On the 20th of November, months after the conclusion of an investigation which ran from late April to early June this year, the US admitted for the first time to civilian casualties in an airstrike in Iraq. The acknowledgement follows an August 2015 report by Airwars suggesting that there were credible reports of at least 459 civilian deaths from US airstrikes in Iraq and Syria. The US armed forces had previously acknowledged in May the deaths of two children in a November 2015 airstrike in Harem, Syria. But the al-Hatira strike is the first incident of its kind in Iraq to be acknowledged by the Pentagon. The increased scrutiny may well be due to the outrage provoked by the October 2015 Kunduz airstrike which killed 22 people and injured dozens more at a hospital run by the international NGO Doctors Without Borders. The incident raises, yet again, the spectre of the real civilian cost of airstrike campaigns against ostensibly military targets.
Whilst the US may have only acknowledged two incidents of civilian casualties as a result of its airstrikes in Iraq and Syria, this puts it well ahead of any other country. In spite of an intense campaign of airstrikes that the Syrian Observatory for Human Rights and the Syrian Network for Human Rights both estimate have killed more than 400 civilians, Russian president Vladimir Putin continues to deny that Russian airstrikes have killed any civilians.
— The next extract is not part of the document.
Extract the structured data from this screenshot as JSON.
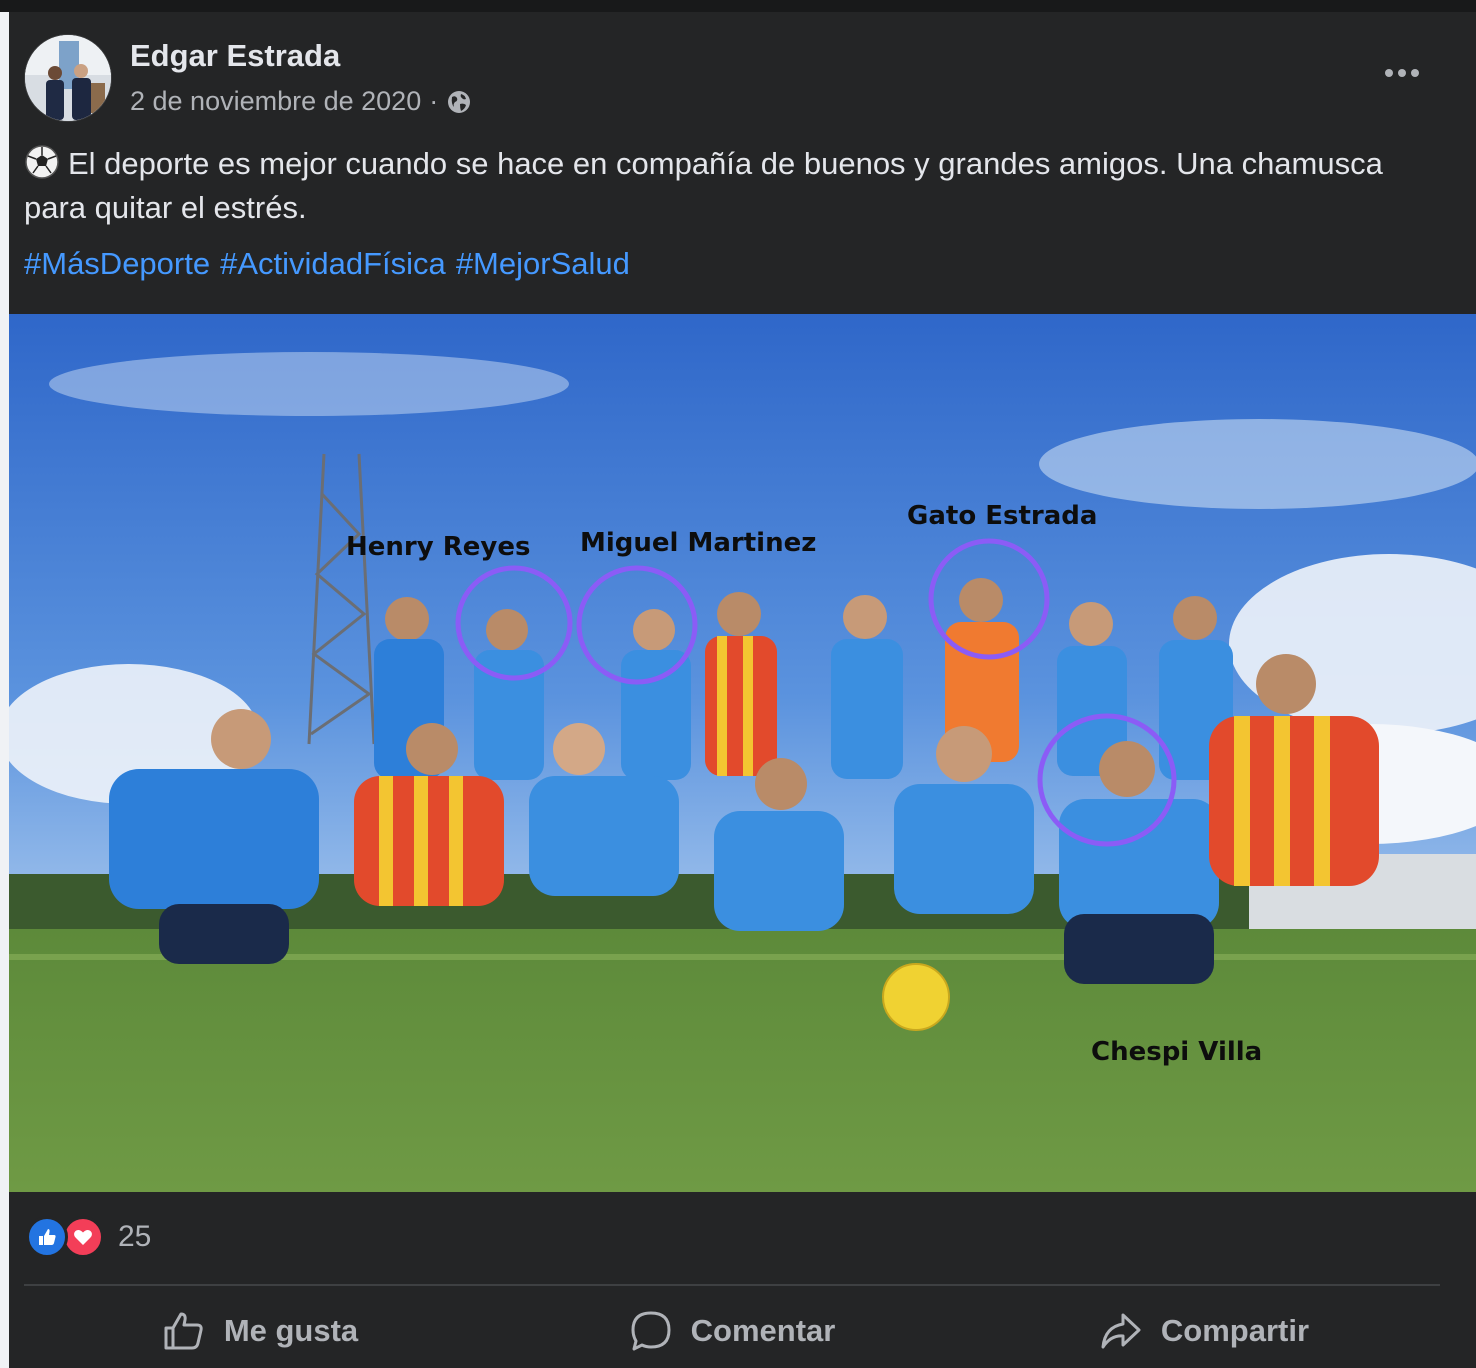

Outside Syria, the Saudi-led coalition bombing Yemen – although it has not denied the deaths of civilians in general – continues its practice of denying responsibility for every high-profile attack (see here, here and here for example). For comparison, AOAV’s 2015 data up to August (before the beginning of the Russian intervention in Syria) records 976 civilian deaths from airstrikes in Yemen, 174 in Iraq and 1303 in Syria (most of which are from strikes launched by the Syrian Arab Air Force). Provisional data from September-November, since Russia began launching airstrikes, shows more than 400 additional civilian deaths from Russian air attacks of various kinds.
Concentrating on deaths also means that a huge part of the story is ignored. It goes without saying that an explosive weapon doesn’t have to kill to have a negative effect – it can also cause serious injuries, psychological damage or cause enough property damage to reduce people to poverty. Figures on property damage are more difficult to come by, but as of August, AOAV had recorded 201 civilian injuries in Iraq, 1339 in Syria and 1896 in Yemen as a result of air strikes and similar attacks.
In a conflict zone it can be very difficult to accurately evaluate the risk to civilians posed by the use of an explosive weapon, especially in places like Syria where good intelligence is often not readily available. But much more can and should be done to prevent civilian harm.
Allegations that the Russian campaign in Syria and the Saudi-led intervention in Yemen have been using ‘dumb bombs’ and cluster munitions – non-precision-guided munitions which may violate the legal principle of discrimination between civilian and military targets – should be cause for serious concern. Cluster weapons have been banned under the 2008 Convention on Cluster Munitions. Precision weapons, meanwhile, have been credited with reducing civilian harm.
But even precision weapons, when deployed in areas with high concentrations of civilians, are likely to cause serious damage. As of August, AOAV’s 2015 data records 3165 civilian deaths and injuries as the result of 143 air-launched attacks in populated areas. That’s approximately 23 civilians injured per incident – and as casualty numbers (as opposed to deaths) are often not reported, this probably does not reflect the full extent of civilian harm. And when compared to the numbers of armed actors who die in these attacks – for the same period, AOAV records only 372 armed actors killed by airstrikes in populated areas – these figures raise quite seriously the question of the military importance and value of these missions.
AOAV calls on all states to take the greatest precautions possible to avoid civilian death and injury when launching air attacks and for the proper investigation of allegations of civilian killings. Likewise, states – and non-state groups – should put an end to the use of indiscriminate air attacks. Finally, governments should work towards the establishment of a commitment to curb the use of explosive weapons in areas with a high concentration of civilians. These attacks cause by far the highest numbers of civilian deaths and injuries, as well as huge economic and psychological damage.